After announcing its Open AI Ecosystem Framework earlier this year, the nonprofit organization Creative Commons announced its support for “pay-to-crawl” technology, or systems that automate the reward of website content when accessed by machines such as AI web crawlers.
Creative Commons (CC) is best known for spearheading the licensing movement that allows creators to share their work while retaining copyright. In July, the organization announced plans to provide a legal and technical framework for sharing datasets between companies that control the data and AI providers who want to train on it.
The nonprofit is now tentatively backing the pay-to-crawl system, saying it is “cautiously supportive.”
“When implemented responsibly, paid crawls can be a way for websites to maintain the creation and sharing of content, manage alternative uses, and keep publicly accessible content that would otherwise go unshared or disappear behind even more restrictive paywalls,” CC’s blog post said.
The idea behind pay-to-crawl, led by companies like Cloudflare, is to charge a fee each time an AI bot scrapes a site and collects content to train and update its models.
Previously, websites were free to allow web crawlers to index and incorporate their content into search engines such as Google. This arrangement benefited their site from appearing in search results, increasing visitors and clicks. However, with the advent of AI technology, things have changed. After consumers receive an answer via an AI chatbot, they are unlikely to click through to the source.
This change has already been devastating for publishers by reducing search traffic, and shows no signs of slowing down.
Pay-to-crawl systems, on the other hand, could help publishers recover from the AI-induced revenue hit. Additionally, it may work better for smaller web publishers who don’t have the leverage to negotiate one-off content deals with AI providers. Large deals have been signed between OpenAI and companies such as Condé Nast and Axel Springer. The same goes for Perplexity and Gannett. Amazon and the New York Times. such as Meta and various media publishers.
The CC offered several caveats about support for pay-to-crawl, noting that such systems could concentrate power on the web. Access to content could also be blocked for “researchers, non-profit organizations, cultural heritage institutions, educators, and other parties working in the public interest.”
It proposed a set of principles for responsible pay-to-crawl, including not making pay-to-crawl the default setting for all websites and avoiding blanket rules for the web. Additionally, he said pay-to-crawl systems must allow for not only blocking but also throttling to maintain access in the public interest. It must also be open, interoperable, and built with standardized components.
Cloudflare isn’t the only company investing in the paid crawl space.
Microsoft is also building an AI marketplace for publishers, and smaller startups like ProRata.ai and TollBit are starting to do the same.
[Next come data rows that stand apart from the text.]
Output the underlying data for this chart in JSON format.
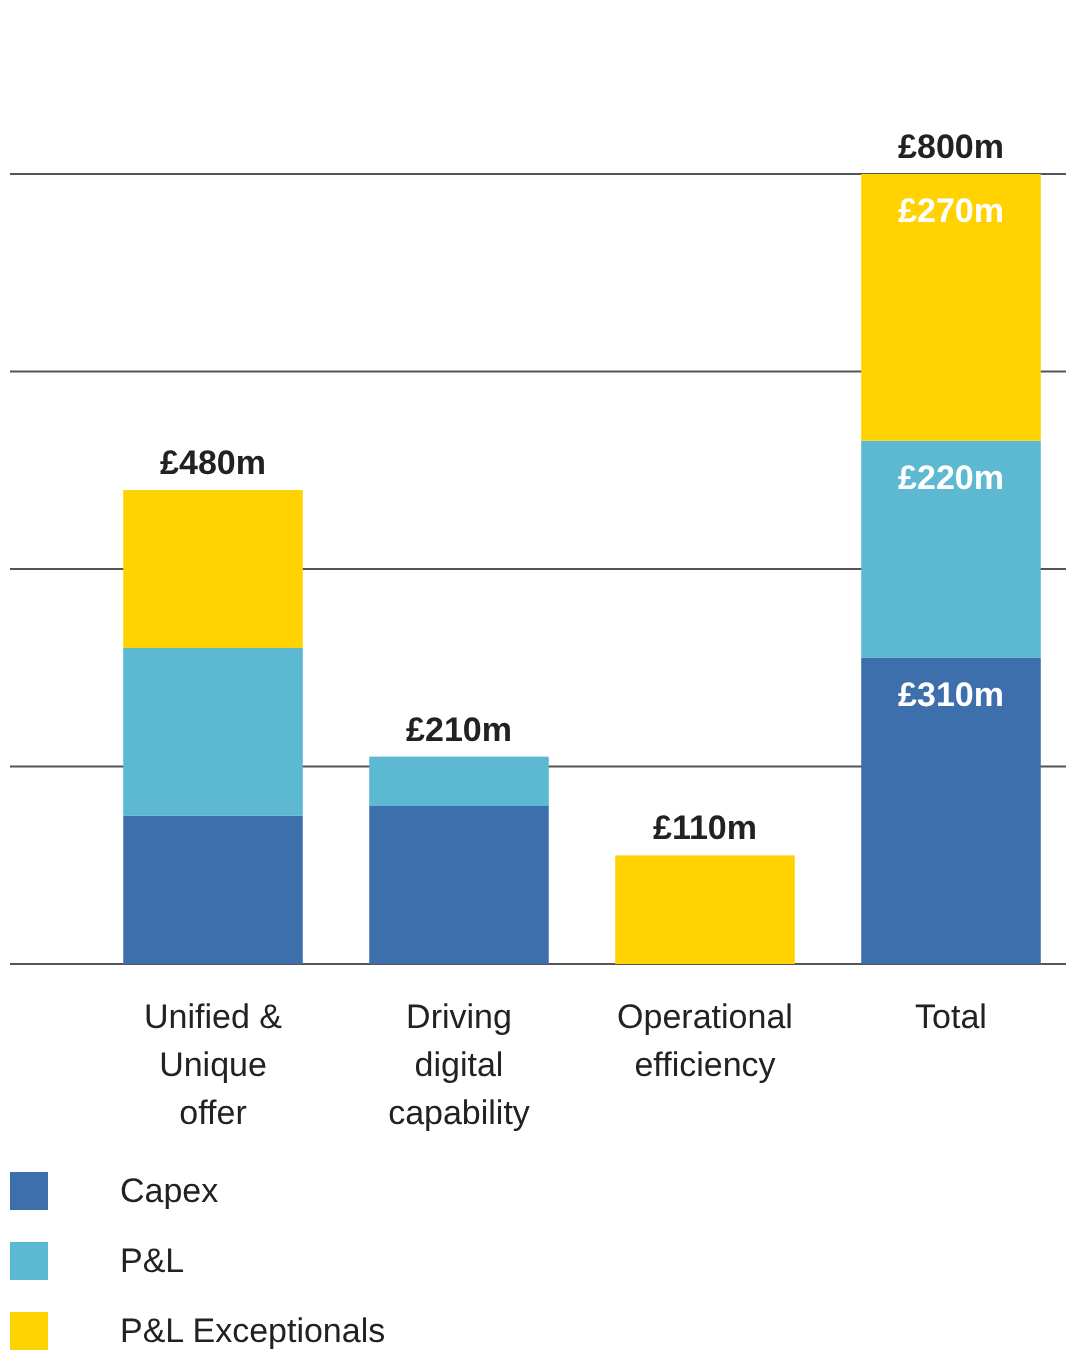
{
  "chart_data": {
    "type": "bar",
    "stacked": true,
    "categories": [
      "Unified & Unique offer",
      "Driving digital capability",
      "Operational efficiency",
      "Total"
    ],
    "series": [
      {
        "name": "Capex",
        "color": "#3d6fad",
        "values": [
          150,
          160,
          0,
          310
        ],
        "value_labels": [
          null,
          null,
          null,
          "£310m"
        ]
      },
      {
        "name": "P&L",
        "color": "#5db8d2",
        "values": [
          170,
          50,
          0,
          220
        ],
        "value_labels": [
          null,
          null,
          null,
          "£220m"
        ]
      },
      {
        "name": "P&L Exceptionals",
        "color": "#ffd200",
        "values": [
          160,
          0,
          110,
          270
        ],
        "value_labels": [
          null,
          null,
          null,
          "£270m"
        ]
      }
    ],
    "totals": [
      "£480m",
      "£210m",
      "£110m",
      "£800m"
    ],
    "ylim": [
      0,
      800
    ],
    "yticks": [
      {
        "value": 0,
        "label": null
      },
      {
        "value": 200,
        "label": null
      },
      {
        "value": 400,
        "label": null
      },
      {
        "value": 600,
        "label": null
      },
      {
        "value": 800,
        "label": null
      }
    ],
    "tick_labels": "x",
    "grid": "y",
    "legend": "bottom"
  }
}
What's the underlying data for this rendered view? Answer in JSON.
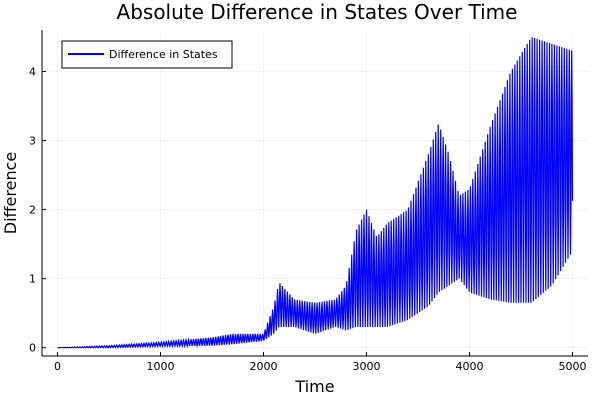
{
  "chart_data": {
    "type": "line",
    "title": "Absolute Difference in States Over Time",
    "xlabel": "Time",
    "ylabel": "Difference",
    "xlim": [
      -150,
      5150
    ],
    "ylim": [
      -0.12,
      4.6
    ],
    "xticks": [
      0,
      1000,
      2000,
      3000,
      4000,
      5000
    ],
    "xtick_labels": [
      "0",
      "1000",
      "2000",
      "3000",
      "4000",
      "5000"
    ],
    "yticks": [
      0,
      1,
      2,
      3,
      4
    ],
    "ytick_labels": [
      "0",
      "1",
      "2",
      "3",
      "4"
    ],
    "grid": true,
    "legend_position": "top-left",
    "series": [
      {
        "name": "Difference in States",
        "color": "#0000ff",
        "note_envelope": "oscillating signal; upper/lower envelope sampled over time",
        "time": [
          0,
          500,
          1000,
          1500,
          1700,
          2000,
          2100,
          2150,
          2300,
          2500,
          2700,
          2800,
          2900,
          3000,
          3100,
          3200,
          3400,
          3600,
          3700,
          3800,
          3900,
          4000,
          4200,
          4400,
          4600,
          4800,
          5000
        ],
        "upper": [
          0,
          0.03,
          0.08,
          0.15,
          0.2,
          0.2,
          0.6,
          0.95,
          0.7,
          0.65,
          0.7,
          0.9,
          1.7,
          2.0,
          1.6,
          1.8,
          2.0,
          2.8,
          3.25,
          2.8,
          2.2,
          2.3,
          3.2,
          4.0,
          4.5,
          4.4,
          4.3
        ],
        "lower": [
          0,
          0,
          0.02,
          0.03,
          0.05,
          0.1,
          0.2,
          0.3,
          0.3,
          0.2,
          0.3,
          0.25,
          0.3,
          0.3,
          0.3,
          0.3,
          0.4,
          0.6,
          0.8,
          0.9,
          1.0,
          0.8,
          0.7,
          0.65,
          0.65,
          0.9,
          1.4
        ]
      }
    ]
  }
}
Another group called the RSL Collective has published its own specifications for a new standard called Really Simple Licensing (RSL). This standard specifies what parts of a website crawlers can access, but stops short of actually blocking them. RSL has since been adopted by Cloudflare, Akamai, and Fastly, and backed by Yahoo, Ziff Davis, O’Reilly Media, and more.
CC is one of the companies, along with CC Signal, that has announced support for RSL, a wide-ranging project to develop technologies and tools for the AI era.